Pero al llegar al norte no me tomé la Coca Cola del olvido ni el café de la indiferencia. Cada vez que podía mandaba dinero para que mi madre, Abuelonga y hasta mi hermanújula, loca sin brújula, se mataran el hambre. No habrán sido miles de dólares al mes porque una no es millonaria, pero al menos sin comer no se han acostado gracias a mi trabajo. ¡A mis sacrificios, puñeta! ¿Cuántas veces me privé de cosas que necesitaba por mandar plata para Cuba? Sobre todo al principio, que yo llegué con una mano atrás y otra delante, y nadie que me respaldara. Muchos culos sucios que limpié en un asilo de Hialeah y muchas mesas que serví en los restauranticos baratos de la Calle Ocho y muchos pisos que trapeé en los moteles de Miami Beach.
Me molesta que Elsa no vea esa parte.
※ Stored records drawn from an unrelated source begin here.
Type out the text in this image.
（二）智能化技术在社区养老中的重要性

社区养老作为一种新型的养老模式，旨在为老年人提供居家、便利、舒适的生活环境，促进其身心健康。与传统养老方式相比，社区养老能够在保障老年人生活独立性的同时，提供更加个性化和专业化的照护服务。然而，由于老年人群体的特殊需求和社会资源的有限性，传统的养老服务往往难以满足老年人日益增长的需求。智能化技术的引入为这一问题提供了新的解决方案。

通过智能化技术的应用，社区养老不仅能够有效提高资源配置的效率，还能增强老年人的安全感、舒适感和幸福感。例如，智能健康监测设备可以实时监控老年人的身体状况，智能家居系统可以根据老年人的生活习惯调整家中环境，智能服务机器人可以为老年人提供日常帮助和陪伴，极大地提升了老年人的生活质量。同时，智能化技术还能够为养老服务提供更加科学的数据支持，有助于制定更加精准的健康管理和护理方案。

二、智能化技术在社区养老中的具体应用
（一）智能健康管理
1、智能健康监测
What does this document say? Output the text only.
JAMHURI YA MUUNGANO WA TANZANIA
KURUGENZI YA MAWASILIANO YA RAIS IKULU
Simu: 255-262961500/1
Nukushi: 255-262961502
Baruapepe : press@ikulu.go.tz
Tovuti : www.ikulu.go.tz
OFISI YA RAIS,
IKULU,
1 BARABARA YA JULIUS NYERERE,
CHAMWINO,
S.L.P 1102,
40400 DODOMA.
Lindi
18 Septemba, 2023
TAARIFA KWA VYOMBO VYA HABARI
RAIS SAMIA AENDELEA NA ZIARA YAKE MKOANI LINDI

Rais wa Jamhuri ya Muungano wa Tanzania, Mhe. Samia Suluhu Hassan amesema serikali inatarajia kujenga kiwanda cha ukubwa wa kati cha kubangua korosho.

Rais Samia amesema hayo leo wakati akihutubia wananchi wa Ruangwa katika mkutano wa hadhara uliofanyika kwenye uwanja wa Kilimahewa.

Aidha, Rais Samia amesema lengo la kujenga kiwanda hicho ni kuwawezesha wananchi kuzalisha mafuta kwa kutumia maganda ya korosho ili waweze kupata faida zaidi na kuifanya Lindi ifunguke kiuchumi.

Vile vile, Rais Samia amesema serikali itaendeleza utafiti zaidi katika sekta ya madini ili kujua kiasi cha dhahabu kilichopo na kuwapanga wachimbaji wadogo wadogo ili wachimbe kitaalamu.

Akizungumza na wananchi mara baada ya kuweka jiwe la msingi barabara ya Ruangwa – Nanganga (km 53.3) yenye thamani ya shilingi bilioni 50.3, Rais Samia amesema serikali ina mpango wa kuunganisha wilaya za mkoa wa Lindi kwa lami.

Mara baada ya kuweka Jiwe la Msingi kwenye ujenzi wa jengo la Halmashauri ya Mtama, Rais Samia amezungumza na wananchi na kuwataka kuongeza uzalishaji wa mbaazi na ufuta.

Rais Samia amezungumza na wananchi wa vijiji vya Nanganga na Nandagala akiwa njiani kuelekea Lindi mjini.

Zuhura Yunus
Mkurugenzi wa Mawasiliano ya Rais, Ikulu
Si vamos a creerla, soy una ingrata porque no le besé las patas cuando me dieron la visa, pero ¿alguna vez me ha dado ella las gracias por haberles llenado el buche durante todos estos años?
Pst. No sé ni por qué dejo que esas sandeces me incomoden. Elsa está traumatizada, hecha leña por lo que le pasó. Más vale tomar con filosofía sus impertinencias, hacerme la disimulada, pues va y ni se da cuenta de lo que está diciendo. La pérdida de una hija debe ser algo horrible y más aún en las circunstancias en que pasó. Aunque ella tampoco fue una madre de vanguardia. Bastantes golpes que le daba a la chiquita, con motivos o sin ellos, y bien que la insultaba a gritos por cualquier nimiedad. ¡Encima se queja porque Beiya prefería contarme sus cositas a mí! Angelita, ¿qué iba a hacer cuando su madre le soltaba cuatro chillidos a la menor provocación y jamás se sentaba a hablar con ella ni le hacía un cariño? Y ahora viene haciéndose la sufrida. Manda carajete esto.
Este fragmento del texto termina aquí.